Permaculture – No Dig Gardens

Gardening turns consumers into small to medium scale producers, who are looking for fresh and nutritious food and want to save money. Depending on your present gardening goals, you will definitely require good water drainage. Some plants can handle excess water while other plants do not. You should always find out beforehand about the drainage requirement for each plant, and make sure there exists a congruency between the plant and the areas you are considering to use for planting.

A simply way to discover the drainage of your garden soil is to dig a hole approximately 25cm (10 inches) deep. Fill it with water, return the next day and fill it up again and if the 2nd fill does not disappear in 10 hours, the soil has a low saturation point and therefore is unacceptable for almost any plant.

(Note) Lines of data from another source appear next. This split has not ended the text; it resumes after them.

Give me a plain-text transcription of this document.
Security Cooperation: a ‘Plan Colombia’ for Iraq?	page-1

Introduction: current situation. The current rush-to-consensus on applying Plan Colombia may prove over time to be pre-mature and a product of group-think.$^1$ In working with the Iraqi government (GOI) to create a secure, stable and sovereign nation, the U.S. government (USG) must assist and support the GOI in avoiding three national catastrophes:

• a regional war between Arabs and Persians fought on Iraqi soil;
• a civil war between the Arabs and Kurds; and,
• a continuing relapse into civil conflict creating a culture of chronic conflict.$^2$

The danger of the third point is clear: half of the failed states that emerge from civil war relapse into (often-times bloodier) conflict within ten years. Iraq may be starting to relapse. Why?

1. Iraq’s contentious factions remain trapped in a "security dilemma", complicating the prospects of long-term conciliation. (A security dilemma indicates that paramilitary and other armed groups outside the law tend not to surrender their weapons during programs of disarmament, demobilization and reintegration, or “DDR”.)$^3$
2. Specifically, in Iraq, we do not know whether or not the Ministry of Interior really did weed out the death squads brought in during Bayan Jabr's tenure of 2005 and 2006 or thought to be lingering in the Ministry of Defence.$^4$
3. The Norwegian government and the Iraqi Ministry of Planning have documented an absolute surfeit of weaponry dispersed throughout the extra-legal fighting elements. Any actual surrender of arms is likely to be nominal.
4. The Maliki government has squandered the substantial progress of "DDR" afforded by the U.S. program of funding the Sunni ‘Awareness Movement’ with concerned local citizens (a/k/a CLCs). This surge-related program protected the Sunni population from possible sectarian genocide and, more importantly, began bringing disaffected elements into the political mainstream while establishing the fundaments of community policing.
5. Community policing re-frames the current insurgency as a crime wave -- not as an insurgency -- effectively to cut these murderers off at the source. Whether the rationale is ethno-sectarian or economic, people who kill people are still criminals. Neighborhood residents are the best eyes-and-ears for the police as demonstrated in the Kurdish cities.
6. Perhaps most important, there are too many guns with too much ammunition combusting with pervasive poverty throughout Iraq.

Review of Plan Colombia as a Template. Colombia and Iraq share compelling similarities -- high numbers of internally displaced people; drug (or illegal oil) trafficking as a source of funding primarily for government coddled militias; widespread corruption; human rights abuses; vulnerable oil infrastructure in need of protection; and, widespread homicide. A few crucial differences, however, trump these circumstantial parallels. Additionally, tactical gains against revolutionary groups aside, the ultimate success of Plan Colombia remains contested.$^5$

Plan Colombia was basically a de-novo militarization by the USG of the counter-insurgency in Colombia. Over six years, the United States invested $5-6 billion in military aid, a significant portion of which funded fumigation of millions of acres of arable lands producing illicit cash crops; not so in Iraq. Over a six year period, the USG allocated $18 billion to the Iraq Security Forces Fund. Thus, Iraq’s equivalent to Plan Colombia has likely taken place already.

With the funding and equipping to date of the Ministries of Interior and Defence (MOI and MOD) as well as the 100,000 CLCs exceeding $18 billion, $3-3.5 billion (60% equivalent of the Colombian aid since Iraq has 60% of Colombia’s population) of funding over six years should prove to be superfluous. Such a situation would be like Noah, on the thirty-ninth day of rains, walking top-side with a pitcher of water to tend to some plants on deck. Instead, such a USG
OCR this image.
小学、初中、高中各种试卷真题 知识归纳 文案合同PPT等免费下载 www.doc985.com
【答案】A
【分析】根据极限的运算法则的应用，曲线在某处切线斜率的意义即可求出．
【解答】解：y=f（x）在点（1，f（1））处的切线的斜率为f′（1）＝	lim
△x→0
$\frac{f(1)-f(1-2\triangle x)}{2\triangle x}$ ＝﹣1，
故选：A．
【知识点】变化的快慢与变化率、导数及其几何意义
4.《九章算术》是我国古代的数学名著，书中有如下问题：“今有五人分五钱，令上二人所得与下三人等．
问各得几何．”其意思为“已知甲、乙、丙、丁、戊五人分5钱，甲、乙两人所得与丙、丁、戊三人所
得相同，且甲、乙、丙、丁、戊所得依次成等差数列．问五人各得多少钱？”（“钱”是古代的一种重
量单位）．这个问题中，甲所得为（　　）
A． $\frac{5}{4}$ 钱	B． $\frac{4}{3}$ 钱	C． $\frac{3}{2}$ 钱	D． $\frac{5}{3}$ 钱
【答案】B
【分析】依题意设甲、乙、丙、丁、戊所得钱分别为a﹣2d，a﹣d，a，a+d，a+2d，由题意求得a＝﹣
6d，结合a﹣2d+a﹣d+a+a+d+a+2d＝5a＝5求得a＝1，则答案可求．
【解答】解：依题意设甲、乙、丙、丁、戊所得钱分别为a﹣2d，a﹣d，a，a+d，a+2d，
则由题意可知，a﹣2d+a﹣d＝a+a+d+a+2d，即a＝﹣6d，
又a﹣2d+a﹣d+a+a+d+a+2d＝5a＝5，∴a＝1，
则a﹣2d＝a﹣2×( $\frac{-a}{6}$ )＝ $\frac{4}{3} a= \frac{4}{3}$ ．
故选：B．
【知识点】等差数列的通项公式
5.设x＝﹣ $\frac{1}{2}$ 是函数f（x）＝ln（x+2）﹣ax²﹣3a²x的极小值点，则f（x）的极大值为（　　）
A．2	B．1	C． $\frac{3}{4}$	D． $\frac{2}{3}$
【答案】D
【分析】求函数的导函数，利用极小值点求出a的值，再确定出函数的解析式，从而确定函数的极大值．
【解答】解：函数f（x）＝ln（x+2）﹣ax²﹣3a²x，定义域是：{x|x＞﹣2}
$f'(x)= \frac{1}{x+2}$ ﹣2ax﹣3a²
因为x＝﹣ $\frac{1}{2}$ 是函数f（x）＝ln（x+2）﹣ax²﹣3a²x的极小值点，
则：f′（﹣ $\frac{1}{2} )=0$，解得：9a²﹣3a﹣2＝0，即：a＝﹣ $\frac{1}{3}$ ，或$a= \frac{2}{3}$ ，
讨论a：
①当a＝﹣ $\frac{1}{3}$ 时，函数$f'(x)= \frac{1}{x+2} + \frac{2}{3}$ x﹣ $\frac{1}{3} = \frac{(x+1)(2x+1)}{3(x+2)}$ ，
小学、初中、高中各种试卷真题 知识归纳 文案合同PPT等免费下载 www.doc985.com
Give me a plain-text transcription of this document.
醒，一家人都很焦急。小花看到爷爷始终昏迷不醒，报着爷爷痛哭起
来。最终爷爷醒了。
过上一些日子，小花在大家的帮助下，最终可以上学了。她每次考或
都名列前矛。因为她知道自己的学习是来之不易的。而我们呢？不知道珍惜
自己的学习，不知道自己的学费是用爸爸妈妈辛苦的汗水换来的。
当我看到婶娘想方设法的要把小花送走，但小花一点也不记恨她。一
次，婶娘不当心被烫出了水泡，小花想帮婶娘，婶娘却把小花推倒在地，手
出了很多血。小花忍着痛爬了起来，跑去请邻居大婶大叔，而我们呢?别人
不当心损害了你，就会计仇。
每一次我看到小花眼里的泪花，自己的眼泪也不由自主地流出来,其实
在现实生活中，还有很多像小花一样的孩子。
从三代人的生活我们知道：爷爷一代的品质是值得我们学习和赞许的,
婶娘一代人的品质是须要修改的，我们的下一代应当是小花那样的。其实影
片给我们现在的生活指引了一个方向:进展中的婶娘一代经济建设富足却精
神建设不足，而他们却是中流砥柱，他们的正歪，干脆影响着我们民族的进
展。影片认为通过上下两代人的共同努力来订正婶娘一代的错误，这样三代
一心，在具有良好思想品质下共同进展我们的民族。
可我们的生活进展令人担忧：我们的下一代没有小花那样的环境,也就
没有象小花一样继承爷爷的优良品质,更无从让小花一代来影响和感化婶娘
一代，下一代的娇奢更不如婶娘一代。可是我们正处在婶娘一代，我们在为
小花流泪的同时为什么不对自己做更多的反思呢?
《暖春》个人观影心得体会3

To improving the drainage in your garden, it is recommended to create a raised bed or a no-dig garden. Materials that you will need to achieve this are:

  • newspaper
  • hay, or straw, or horse manure (contains nitrogen)
  • compost
  • fertilizer, blood and bone (to improve fertility if soil is sandy and porous)
  • material to make up an edge (e.g. roof tiles, bricks, pavers, wooden planks)

Follow these steps:

  1. Bed Preparations – select an area that offers approx. 4-6 hours of sunlight, clear any grass, weeds, and stones. Water well. Mark out the area that you are going to use.
  2. Secure a border to retain the raised bed using brick, wooden planks, or pavers. Lay the newspaper by overlapping by a third, and water. This the 1st carbon layer.
  3. Make paths using old bricks, wooden planks, or pavers.
  4. Create a 10cm thick nitrogen layer by applying fertilizer, compost, worm castings, manure, blood and bone and water well.
  5. Add a 10cm carbon layer, using mulch/hay/straw/stable sweepings. Water well.
  6. Repeat nitrogen and carbon layers if required. Water well after each layer.
  7. Add sawdust, broken pavers or bricks to the paths.
  8. Plant seedlings – make a small hole in the mulch newspaper deep, fill with compost and plant the seedling or seed into this.

Once you have plants in your new bed, you’ll notice an almost immediate improvement. The added soil facilitates better root development. At the same time, evaporation is prevented and decomposition is discouraged. All of these things added together makes for an ideal environment for almost any plant to grow in. Remember to always take precaution when gardening, wear gloves, wash hands after handing material, protect yourself from sunburn and drink lots of water.